«Mai e poi mai ho abusato del mio ruolo di deputato e mai ho violato la Costituzione». Alle dieci di mattina, in un aula di Montecitorio deserta, la ministra dell’agricoltura attacca la sua autodifesa grintosa, ma solitaria e finale. I banchi sono vuoti. Una manciata di deputati siede, sparsa, per l’emiciclo. In penultima fila c’è il marito, Francesco Boccia, lettiano lib che aveva provato a costruire un ponte con Renzi.

Stefano Fassina, l’ex ministro laburista delle mille con lui va a stringergli la mano. Del governo, accanto a lei, siedono il vicepresidente Alfano e il ministro Quagliariello. Non la lasciano sola. Anche perché il Nuovo centrodestra è sulla stessa sua barca, una carretta che fa acqua da tutte le parti. E poco ha a che vedere con le vicende beneventane e molto con la tenuta del governo. In quegli stessi minuti Renzi prepara il suo incontro con Berlusconi sulla legge elettorale. Potrebbe essere la bomba che fa saltare la maggioranza. Bene che vada, invece, Nunzia De Girolamo è in pole position per essere sostituita al momento del rimpasto. Il premier Enrico Letta, l’amico di Vedrò – il think net in cui hanno stretto i rapporti – non c’è. Non è un buon segno.

Ma c’è la diretta Sky, e la ministra si è presentata in mise griffata come sempre ma semplice, filo di trucco, il look più adatto a pronunciare cento volte quella parola diera «mai», in replica alle interpellanze. La prima, quella del Pd, le chiede di «chiarire» quel suo «intervento poco trasparente» nelle vicende dell’Asl di Benevento. L’altra è del suo partito, che le chiede come intenda «tutelare la sua immagine» e «lo stato di diritto nei confronti del soggetto che si è reso responsabile delle registrazioni abusive di cui è stata vittima».

La ministra combatte, minaccia querele, si commuove parlando della figlia e di sé, «la mia vita di politico, di persona e di donna è stata travolta da un linciaggio». Dice di essere vittima di una «vicenda kafkiana», «a leggere i giornali sembra che sia io ad essere sotto inchiesta ma io non sono indagata, indagato è Pisapia (Felice, l’ex direttore sanitario della Asl di Benevento che l’ha registrata in autoritari conversari su appalti, ndr)».

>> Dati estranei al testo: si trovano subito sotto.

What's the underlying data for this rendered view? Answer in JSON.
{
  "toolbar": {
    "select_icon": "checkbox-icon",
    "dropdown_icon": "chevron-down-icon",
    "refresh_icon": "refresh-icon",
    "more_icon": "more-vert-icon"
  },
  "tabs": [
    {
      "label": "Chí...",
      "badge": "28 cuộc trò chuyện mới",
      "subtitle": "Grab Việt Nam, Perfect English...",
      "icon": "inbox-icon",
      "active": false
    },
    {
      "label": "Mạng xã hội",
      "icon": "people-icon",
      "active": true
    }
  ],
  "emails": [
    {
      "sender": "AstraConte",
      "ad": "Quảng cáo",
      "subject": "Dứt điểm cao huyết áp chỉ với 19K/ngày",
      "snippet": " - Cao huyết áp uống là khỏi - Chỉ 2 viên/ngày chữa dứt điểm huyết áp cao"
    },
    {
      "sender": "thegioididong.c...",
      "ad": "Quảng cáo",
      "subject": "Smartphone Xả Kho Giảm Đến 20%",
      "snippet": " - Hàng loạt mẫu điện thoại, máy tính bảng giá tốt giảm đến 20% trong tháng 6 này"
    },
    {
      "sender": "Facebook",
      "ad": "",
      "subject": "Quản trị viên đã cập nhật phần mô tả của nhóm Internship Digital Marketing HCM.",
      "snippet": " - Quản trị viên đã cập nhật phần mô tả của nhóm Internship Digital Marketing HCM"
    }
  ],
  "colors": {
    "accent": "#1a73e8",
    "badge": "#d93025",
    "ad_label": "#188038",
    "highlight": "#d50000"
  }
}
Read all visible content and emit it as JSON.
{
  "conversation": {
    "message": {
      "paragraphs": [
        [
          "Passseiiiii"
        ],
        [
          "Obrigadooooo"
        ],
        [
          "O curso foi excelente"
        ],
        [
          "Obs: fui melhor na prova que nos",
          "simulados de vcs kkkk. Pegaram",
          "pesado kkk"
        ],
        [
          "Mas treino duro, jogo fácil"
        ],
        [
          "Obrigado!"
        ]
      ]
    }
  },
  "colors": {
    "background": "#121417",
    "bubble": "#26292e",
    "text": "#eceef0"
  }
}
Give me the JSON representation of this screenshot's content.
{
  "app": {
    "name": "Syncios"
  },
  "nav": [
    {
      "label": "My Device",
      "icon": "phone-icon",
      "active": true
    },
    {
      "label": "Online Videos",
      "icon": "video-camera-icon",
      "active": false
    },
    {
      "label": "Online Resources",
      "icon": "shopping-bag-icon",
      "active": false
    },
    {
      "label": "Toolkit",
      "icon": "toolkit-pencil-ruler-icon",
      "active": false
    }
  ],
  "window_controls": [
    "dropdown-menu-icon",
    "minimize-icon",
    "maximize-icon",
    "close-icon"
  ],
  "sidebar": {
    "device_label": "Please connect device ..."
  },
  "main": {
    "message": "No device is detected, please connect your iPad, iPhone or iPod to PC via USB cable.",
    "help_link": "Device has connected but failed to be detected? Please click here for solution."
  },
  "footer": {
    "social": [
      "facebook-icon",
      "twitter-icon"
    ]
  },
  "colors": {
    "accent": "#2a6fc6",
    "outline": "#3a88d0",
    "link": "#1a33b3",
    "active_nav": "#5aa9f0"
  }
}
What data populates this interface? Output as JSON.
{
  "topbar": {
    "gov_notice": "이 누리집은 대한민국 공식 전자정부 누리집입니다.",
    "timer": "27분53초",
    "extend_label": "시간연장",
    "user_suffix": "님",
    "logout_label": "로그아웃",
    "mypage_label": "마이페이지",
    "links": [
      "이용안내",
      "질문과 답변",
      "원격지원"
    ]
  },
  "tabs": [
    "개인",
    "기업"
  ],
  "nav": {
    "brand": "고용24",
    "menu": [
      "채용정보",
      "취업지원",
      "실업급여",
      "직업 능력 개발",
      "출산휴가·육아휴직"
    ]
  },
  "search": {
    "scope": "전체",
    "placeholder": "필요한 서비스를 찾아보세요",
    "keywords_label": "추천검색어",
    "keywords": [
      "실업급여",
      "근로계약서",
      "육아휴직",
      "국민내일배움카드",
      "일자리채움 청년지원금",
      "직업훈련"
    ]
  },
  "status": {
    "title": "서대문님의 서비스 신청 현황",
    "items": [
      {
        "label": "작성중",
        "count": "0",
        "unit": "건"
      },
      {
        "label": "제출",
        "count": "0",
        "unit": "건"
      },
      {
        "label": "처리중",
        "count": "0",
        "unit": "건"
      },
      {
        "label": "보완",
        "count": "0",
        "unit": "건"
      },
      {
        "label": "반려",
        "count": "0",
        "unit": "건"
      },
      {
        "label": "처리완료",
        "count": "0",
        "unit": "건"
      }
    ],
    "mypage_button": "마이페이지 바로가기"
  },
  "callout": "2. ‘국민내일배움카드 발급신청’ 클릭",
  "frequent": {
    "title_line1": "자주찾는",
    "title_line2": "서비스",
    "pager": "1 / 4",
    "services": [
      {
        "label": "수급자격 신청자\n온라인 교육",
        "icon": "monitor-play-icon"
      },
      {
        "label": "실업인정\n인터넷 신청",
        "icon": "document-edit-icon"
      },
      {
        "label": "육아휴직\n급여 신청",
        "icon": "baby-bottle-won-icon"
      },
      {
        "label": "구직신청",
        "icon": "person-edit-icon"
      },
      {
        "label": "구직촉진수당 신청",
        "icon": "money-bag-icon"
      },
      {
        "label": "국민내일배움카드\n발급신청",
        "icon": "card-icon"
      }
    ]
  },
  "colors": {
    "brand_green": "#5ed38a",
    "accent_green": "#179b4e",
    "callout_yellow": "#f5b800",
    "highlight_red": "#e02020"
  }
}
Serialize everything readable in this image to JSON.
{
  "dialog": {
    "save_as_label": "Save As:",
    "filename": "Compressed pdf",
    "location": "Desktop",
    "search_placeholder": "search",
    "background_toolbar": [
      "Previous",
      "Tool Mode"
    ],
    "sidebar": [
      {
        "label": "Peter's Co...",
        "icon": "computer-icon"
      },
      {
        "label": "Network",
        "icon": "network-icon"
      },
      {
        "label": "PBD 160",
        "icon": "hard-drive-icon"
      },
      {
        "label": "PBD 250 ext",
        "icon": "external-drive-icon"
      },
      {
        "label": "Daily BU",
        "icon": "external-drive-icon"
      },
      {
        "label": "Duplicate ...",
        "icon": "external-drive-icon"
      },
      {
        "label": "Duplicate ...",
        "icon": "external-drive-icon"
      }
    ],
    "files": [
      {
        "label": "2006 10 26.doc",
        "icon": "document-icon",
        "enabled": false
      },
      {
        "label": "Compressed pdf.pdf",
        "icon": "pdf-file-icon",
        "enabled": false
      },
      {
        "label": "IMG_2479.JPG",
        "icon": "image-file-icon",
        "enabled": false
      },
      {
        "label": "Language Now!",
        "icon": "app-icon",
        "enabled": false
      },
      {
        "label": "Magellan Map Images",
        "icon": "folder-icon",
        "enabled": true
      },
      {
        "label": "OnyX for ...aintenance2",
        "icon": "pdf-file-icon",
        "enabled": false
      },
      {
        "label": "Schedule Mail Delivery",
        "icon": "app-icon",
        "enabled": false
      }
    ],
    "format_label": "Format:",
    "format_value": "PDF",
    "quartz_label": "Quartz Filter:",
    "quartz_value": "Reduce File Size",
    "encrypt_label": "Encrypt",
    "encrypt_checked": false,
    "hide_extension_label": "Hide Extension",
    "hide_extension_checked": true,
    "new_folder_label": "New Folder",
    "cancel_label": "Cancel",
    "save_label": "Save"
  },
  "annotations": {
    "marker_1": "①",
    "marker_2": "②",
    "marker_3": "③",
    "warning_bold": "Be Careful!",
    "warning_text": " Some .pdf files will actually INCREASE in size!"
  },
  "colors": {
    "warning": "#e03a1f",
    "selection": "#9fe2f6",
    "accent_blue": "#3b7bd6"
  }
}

«L’intercettazione è abusiva», parla di un «complotto», di «manovratori occulti» che «sovvertono l’impalcatura dello stato democratico». Respinge tutte le accuse della stampa – la ministra fin qui non è stata indagata -. Rivendica la sua condotta politica, le sue richieste colorite sull’appalto del bar di famiglia erano «semplici informazioni, nessuna pressione». Si pente per i «vaffa» pronunciati – e registrati – ma rivendica il suo ruolo persino di moralizzatrice, «di aver aiutato la gente che chiedeva ad alta voce maggior assistenza sanitaria» e «mai, mai e poi mai» dice di aver agito «per interessi personali ed elettorali». Lancia accuse, «la gestione della sanità nel Sud e in Campania è sempre stata clientelare». Allude a personaggi che «complottano» contro di lei. (Clemente Mastella, a cui lei aveva dato della «merda» per sms, replica: «Un complotto? Ma non esiste»). «Lancia appelli inquietanti, «chi sa parli».

Ma non convince il Pd, che per convincersi di qualcosa ha bisogno di sciogliere il nodo del destino del governo. «Valuteremo le sue parole, e saremo esigenti. Per molto meno una sua collega, Josefa Idem, si è dimessa», le replica Andrea De Maria. «Troppe zone d’ombra» è il mantra dei dem, di Scelta civica. Sel chiede le dimissioni. I grillini non sono neanche venuti in aula per una «farsa inutile». Il M5S ha presentato una mozione di sfiducia e chiede a Boldrini la rapida calendarizzazione. E al Pd di votarla. Ma tutto dipende dal precipitare, o meno, della crisi di governo. Se l’esecutivo resisterà all’attivismo di Renzi sulla legge elettorale, la prossima settimana si parlerà di rimpasto. E la ministra, sfiduciata o no, con ogni probabilità dovrà lasciare.